In Corporate America, top executives don’t have to take drugs to score windfalls. In their chase after the golden ring, they typically engage in more socially destructive behaviors. They downsize and outsource jobs to boost their quarterly bottom lines. They wheel and deal companies, creating workplace chaos as they go. They even, at times, ship out tainted peanut butter.

Power suits in corporate boardrooms, ironically, often attempt to rationalize the rewards that prompt these behaviors by pointing to sports. CEOs may be making mints, the suits acknowledge, but just look at the stupendous fortunes pro athletes are making.

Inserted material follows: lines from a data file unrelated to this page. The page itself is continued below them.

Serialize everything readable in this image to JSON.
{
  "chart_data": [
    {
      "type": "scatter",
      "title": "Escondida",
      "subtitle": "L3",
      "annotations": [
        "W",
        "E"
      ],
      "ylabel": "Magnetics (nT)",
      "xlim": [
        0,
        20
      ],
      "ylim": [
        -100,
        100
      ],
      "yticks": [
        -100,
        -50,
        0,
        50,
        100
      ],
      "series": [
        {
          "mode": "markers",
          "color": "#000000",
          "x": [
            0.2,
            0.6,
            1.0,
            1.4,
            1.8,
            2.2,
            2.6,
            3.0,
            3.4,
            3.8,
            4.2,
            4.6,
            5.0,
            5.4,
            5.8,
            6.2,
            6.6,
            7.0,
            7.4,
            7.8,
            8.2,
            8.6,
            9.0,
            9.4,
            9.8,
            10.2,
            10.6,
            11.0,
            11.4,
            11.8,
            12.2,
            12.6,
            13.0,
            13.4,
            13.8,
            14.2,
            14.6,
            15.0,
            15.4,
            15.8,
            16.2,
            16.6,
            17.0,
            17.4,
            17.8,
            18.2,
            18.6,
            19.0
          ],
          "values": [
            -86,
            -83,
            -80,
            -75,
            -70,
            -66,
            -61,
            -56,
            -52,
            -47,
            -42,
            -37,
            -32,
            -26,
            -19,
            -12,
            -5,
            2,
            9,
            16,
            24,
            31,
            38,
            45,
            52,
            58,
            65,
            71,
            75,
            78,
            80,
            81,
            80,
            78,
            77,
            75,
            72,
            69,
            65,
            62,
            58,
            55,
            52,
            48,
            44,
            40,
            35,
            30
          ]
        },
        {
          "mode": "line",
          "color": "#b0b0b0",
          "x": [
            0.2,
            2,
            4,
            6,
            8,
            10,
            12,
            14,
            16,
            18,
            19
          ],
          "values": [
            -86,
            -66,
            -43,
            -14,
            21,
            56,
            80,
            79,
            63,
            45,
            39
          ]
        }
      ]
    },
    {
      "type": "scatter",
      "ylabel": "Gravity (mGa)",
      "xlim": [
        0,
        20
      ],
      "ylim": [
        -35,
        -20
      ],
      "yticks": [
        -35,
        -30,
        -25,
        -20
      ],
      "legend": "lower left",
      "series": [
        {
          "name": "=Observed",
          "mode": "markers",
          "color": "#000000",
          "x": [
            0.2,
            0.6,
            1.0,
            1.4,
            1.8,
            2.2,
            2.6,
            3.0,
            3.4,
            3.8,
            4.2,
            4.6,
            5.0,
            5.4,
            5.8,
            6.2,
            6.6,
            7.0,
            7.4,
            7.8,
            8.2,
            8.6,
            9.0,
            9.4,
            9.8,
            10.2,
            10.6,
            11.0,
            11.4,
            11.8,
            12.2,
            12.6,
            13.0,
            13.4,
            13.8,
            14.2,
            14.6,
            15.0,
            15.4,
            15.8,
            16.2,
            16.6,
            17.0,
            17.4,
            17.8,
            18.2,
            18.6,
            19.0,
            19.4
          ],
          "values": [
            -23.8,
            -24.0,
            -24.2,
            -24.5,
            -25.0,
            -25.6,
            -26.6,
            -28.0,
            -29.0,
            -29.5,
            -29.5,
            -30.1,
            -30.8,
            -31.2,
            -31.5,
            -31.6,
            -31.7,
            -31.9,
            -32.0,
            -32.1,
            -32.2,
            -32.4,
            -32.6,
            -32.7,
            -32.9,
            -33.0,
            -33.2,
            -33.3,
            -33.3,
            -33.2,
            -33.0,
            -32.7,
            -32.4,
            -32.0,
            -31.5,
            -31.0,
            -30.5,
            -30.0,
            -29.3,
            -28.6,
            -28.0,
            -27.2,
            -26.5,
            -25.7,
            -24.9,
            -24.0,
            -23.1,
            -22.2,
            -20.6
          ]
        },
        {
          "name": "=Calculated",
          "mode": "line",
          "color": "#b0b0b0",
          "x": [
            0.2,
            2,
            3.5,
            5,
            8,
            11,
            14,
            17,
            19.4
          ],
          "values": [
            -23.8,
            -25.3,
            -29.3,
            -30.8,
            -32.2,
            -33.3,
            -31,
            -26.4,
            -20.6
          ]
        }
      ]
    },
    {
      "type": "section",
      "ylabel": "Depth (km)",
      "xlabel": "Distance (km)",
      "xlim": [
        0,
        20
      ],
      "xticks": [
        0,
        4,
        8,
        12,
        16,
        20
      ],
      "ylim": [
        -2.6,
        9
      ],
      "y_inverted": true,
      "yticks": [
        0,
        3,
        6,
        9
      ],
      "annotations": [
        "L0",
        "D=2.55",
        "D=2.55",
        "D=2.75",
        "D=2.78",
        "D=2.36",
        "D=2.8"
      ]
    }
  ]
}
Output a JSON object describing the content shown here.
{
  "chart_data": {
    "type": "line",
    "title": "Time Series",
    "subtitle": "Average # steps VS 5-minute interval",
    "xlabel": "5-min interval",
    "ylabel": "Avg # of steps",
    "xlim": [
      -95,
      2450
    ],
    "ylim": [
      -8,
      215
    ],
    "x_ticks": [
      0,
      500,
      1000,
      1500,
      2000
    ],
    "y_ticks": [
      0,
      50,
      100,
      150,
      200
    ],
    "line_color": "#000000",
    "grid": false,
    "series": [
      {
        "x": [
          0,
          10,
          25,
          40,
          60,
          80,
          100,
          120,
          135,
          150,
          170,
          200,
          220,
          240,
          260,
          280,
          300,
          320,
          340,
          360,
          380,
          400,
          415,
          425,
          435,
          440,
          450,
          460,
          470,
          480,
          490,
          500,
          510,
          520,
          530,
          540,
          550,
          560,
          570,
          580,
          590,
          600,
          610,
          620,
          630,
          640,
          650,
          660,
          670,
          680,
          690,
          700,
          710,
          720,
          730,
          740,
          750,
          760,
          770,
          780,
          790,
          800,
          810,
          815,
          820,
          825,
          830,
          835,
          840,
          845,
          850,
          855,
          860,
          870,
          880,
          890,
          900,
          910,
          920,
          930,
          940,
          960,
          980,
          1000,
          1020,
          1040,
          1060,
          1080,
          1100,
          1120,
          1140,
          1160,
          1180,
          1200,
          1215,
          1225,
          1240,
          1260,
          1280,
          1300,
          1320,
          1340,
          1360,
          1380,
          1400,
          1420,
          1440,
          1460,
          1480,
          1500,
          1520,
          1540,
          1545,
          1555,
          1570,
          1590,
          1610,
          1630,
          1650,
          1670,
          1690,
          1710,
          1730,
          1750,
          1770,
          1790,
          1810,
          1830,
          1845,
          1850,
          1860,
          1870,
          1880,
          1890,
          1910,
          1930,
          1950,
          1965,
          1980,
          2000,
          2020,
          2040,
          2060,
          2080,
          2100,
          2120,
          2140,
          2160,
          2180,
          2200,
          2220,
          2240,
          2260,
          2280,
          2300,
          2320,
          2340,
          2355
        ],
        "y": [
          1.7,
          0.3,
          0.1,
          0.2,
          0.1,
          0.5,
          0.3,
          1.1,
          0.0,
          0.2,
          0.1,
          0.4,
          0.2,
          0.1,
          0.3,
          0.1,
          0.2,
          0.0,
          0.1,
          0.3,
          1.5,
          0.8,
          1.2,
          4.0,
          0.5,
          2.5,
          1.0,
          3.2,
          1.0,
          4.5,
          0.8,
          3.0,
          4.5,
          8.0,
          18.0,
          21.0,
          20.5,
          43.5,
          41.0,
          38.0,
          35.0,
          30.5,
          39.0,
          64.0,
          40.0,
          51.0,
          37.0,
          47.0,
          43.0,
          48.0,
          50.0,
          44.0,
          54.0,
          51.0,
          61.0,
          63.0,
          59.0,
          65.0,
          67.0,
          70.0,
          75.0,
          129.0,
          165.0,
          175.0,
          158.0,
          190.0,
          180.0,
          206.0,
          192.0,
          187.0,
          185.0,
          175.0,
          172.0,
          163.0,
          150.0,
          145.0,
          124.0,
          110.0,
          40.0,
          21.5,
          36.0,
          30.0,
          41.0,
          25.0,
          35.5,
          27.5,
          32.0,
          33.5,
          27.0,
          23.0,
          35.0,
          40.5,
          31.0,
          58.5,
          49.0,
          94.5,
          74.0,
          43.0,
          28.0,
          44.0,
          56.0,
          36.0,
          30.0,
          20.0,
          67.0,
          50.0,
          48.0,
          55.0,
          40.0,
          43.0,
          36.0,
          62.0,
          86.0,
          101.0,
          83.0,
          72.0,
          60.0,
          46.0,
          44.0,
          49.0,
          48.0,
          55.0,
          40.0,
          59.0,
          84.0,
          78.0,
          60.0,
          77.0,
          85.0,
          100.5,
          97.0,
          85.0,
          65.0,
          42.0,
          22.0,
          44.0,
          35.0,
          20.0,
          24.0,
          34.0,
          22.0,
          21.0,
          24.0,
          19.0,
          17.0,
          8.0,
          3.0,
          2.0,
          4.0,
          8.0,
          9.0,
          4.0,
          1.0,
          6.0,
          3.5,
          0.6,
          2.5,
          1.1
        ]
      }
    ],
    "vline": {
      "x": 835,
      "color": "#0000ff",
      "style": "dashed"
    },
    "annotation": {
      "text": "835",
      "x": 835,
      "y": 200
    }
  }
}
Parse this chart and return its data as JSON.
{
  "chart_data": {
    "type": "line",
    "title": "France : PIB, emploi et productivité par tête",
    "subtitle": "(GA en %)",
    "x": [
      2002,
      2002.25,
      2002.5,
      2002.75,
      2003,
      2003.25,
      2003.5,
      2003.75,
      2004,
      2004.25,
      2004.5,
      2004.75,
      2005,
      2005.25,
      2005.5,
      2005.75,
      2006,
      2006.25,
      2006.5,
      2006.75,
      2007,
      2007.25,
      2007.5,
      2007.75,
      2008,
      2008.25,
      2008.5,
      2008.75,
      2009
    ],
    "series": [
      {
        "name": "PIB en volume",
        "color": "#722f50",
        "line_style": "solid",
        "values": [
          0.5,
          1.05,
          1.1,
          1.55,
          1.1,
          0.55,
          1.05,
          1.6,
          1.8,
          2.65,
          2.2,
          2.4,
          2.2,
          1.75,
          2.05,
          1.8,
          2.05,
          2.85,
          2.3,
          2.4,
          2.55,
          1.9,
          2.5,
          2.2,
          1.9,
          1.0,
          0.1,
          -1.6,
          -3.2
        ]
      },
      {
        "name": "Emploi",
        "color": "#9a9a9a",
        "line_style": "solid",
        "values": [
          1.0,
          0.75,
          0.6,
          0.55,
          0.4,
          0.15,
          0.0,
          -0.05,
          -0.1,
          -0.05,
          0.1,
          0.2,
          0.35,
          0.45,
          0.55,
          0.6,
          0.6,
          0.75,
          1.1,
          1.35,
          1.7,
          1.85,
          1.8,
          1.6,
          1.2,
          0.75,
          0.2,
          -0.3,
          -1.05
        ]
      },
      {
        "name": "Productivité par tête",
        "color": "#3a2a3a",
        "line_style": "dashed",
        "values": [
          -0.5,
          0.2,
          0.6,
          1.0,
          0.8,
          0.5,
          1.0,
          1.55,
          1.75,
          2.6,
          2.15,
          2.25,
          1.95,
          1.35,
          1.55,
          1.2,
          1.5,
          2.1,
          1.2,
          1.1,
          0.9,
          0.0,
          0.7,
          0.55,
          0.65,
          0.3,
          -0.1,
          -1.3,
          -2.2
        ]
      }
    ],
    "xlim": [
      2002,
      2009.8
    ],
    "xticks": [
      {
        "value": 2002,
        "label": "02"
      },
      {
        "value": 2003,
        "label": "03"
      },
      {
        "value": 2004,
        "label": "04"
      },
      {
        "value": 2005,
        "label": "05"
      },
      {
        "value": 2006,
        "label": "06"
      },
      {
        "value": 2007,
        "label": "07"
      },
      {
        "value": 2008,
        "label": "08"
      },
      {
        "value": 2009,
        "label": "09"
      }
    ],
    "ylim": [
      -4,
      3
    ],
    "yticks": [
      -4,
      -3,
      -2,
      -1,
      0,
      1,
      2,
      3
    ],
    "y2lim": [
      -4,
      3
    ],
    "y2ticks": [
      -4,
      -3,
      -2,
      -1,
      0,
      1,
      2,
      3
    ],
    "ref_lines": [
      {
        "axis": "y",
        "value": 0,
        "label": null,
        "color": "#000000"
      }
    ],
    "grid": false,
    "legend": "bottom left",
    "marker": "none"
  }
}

Let’s not. In reality, athletes earn nowhere near the paydays of power suits. Not one athlete has ever entered onto the annual Forbes 400 list of America’s wealthiest. Alex Rodriguez, the highest-paid athlete of them all, would have to make ten times more a year than he currently does, new IRS stats make clear, to merely match the average of America’s 400 highest annual incomes.

The real money in sports is going to team owners. They regularly pocket lush taxpayer subsidies for new ballparks and arenas, giveaways that send the market value of their franchises soaring.

These owners also never need worry about finding potential buyers when they take their teams to market. The growing concentration of America’s wealth has left the top of America’s economic ladder packed with investors able and eager to shell out half a billion or more for a pro sports franchise.

And where has all this inequality, in and around sports, left sports fans? Many can no longer afford to take their families to ballgames. Watching at home, they stew and steam as endless two- and three-minute commercial breaks — the vehicle that lets broadcasters guarantee themselves an ample return on the billions they fork over to owners for broadcast rights — disrupt the ebb and flow of game competition..

Even worse, inequality has soured the basic relationship between sports teams and the fans who follow them. Sports has become just another commodity. Owners now treat the sports-loving public as consumers in markets, not fans from communities. And that public has internalized this commodification.  

“Instead of hoping that your team wins, you begin to demand it,” as sportscaster Bob Costas has noted. “It’s like you bought a car and if it doesn’t work, you want to know why. When a team doesn’t win, instead of disappointment or heartbreak, you now have anger and resentment.”

And predictably so. Some emotions inequality always delivers.